Economy
Global Manufacturing Losing Momentum
Written by Sandy Williams
May 4, 2015
Global manufacturing fell to a 21 month low in April according to the JP Morgan Global Manufacturing PMI. The composite index registered 51.0, down from 51.7 in March.
“The April PMI shows a loss of momentum in global factory output in April, with production and new orders both decelerating,” commented Joseph Lupton, Senior Economist at JP Morgan. “Combined with a pickup in the finished goods inventory PMI, the April readings suggest the headwinds to global industry will continue further into this quarter. Our forecast looks for goods demand to bounce in the coming months, aiding in the apparent need for some inventory adjustment. Assuming this stronger demand picture is sustained, the weak performance of global manufacturing so far this year should hopefully improve towards mid-year.”
Production growth slowed in all regions, including the US and UK. Manufacturing in China stagnated while output in Japan, South Korea and Taiwan showed signs of contraction.

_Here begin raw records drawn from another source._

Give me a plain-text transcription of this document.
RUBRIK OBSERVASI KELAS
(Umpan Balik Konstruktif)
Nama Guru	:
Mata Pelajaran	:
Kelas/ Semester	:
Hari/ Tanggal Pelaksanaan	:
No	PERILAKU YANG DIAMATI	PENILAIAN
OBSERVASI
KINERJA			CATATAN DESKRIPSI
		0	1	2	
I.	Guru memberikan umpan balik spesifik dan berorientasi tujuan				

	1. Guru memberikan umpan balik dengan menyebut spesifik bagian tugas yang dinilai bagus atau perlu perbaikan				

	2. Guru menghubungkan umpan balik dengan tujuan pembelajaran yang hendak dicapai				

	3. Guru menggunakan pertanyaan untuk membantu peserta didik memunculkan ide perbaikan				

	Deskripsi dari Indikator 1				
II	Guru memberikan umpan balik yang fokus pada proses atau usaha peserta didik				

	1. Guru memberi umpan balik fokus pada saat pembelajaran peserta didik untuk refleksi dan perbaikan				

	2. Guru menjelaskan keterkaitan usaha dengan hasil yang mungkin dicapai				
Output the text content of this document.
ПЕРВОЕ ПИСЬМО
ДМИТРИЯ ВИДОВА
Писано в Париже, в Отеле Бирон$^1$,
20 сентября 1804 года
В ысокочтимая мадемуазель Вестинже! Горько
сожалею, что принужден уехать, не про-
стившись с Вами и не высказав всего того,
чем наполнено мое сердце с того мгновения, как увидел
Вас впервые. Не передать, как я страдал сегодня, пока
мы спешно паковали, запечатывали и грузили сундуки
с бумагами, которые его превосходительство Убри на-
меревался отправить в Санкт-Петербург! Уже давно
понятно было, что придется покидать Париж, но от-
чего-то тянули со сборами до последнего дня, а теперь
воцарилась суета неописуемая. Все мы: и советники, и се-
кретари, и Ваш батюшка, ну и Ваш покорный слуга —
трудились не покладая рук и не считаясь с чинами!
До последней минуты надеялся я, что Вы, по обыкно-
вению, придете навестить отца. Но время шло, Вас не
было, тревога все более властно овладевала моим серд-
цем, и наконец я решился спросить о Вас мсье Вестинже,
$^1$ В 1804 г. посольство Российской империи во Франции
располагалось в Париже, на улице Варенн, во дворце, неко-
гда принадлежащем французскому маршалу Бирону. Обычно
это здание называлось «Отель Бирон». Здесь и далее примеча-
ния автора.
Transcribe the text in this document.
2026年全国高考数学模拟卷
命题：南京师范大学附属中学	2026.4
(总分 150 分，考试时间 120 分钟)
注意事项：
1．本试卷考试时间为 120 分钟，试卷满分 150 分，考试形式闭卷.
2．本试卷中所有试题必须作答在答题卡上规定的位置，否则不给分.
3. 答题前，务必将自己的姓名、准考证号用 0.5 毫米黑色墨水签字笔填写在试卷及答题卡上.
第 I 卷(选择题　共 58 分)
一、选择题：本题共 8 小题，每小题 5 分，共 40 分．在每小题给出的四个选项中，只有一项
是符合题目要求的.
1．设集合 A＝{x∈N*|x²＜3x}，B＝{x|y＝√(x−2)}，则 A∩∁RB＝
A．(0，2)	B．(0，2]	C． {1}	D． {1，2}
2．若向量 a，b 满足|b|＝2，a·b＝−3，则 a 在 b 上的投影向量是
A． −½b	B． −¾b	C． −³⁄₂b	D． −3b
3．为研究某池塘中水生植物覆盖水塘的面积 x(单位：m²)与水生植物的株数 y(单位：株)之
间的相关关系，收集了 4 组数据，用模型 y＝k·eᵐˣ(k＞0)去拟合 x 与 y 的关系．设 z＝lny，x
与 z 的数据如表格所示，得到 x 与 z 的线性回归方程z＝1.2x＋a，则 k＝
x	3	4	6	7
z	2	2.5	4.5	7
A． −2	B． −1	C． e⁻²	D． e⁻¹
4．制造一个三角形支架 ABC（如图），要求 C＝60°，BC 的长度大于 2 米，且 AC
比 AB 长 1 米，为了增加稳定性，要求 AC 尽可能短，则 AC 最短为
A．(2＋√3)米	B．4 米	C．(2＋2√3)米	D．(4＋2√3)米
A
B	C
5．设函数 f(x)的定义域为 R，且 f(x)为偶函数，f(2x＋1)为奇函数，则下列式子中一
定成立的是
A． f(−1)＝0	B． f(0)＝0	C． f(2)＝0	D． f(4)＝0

New order growth was at the weakest pace in two years, partially attributed to “near-stalling growth” of new export business.
Eurozone manufacturing growth eased only slightly from March, with the PMI at 52.0 in April compared to 52.2 the previous month. The EU has shown expansion for 22 consecutive months. Only France and Greece were in the contraction zone for April. New orders picked up for the fifth month with most nations benefiting from increase in export orders. The Eurozone PMI is consistent with the region’s GDP rising at a quarterly rate of 0.4 percent, said Markit Chief Economist Chris Williamson. “Policymakers should therefore be quietly confident that the region remains on a steady recovery trend.”
In China manufacturing conditions deteriorated at the fastest rate in a year. Production stagnated as new orders plummeted due to weak domestic demand. Exports picked marginally. Input and output prices both declined at faster rates during April. The PMI was in contraction at 48.9 in April down from 49.6 in March.
“China’s manufacturing sector had a weak start to Q2, with total new business declining at the quickest rate in a year while production stagnated,” commented Annabel Fiddes, Economist at Markit. “Fewer new orders appeared to stem from weaker domestic demand, as new business from abroad showed tentative signs of improvement. Nonetheless, further job cuts and reduced purchasing activity suggest that the sector may struggle to expand in the near-term. Furthermore, the PMI data indicate that more stimulus measures may be required to ensure the economy doesn’t slow from the 7% annual growth rate seen in Q1.”
In South Korea both production and new orders suffered in April. The PMI of 48.8 was at its weakest reading since October 2014. An unstable economy resulted in poor domestic demand. Export orders declined at the quickest rate since October with trade volumes reduced to Europe and Russia.
Japan also slipped into no-change territory with a PMI of 49.9. New orders and production both faltered in April. Export orders fell as international demand weakened.
Russian manufacturing conditions continues to be challenging. The HSBC PMI registered 48.9 in April, below the neutral 50 mark for the fifth month in a row. Overall output rose slightly but new orders fell at its sharpest pace in six years. New export orders fell again in April, extending the period of contraction to twenty months. Some switching from imported to domestic goods was reported in April. Price inflation has weakened since the beginning of the year
In North America, Mexico manufacturing momentum slowed a bit but was still described as “robust and accelerated” by HSBC. The PMI at 53.8 was unchanged from March but production rebounded and exports picked up at the sharpest rate in three years. New business from the U.S. and Asia, in particular, was noted.
Canada had a difficult April as manufacturing output, new business and employment all decreased. The RBC Canadian Manufacturing PMI was at 49.0, up slightly from 48.9 and still in the no-growth range. Demand in the energy sector industry continues to be subdued. A weaker exchange rate helped to stabilize falling export sales.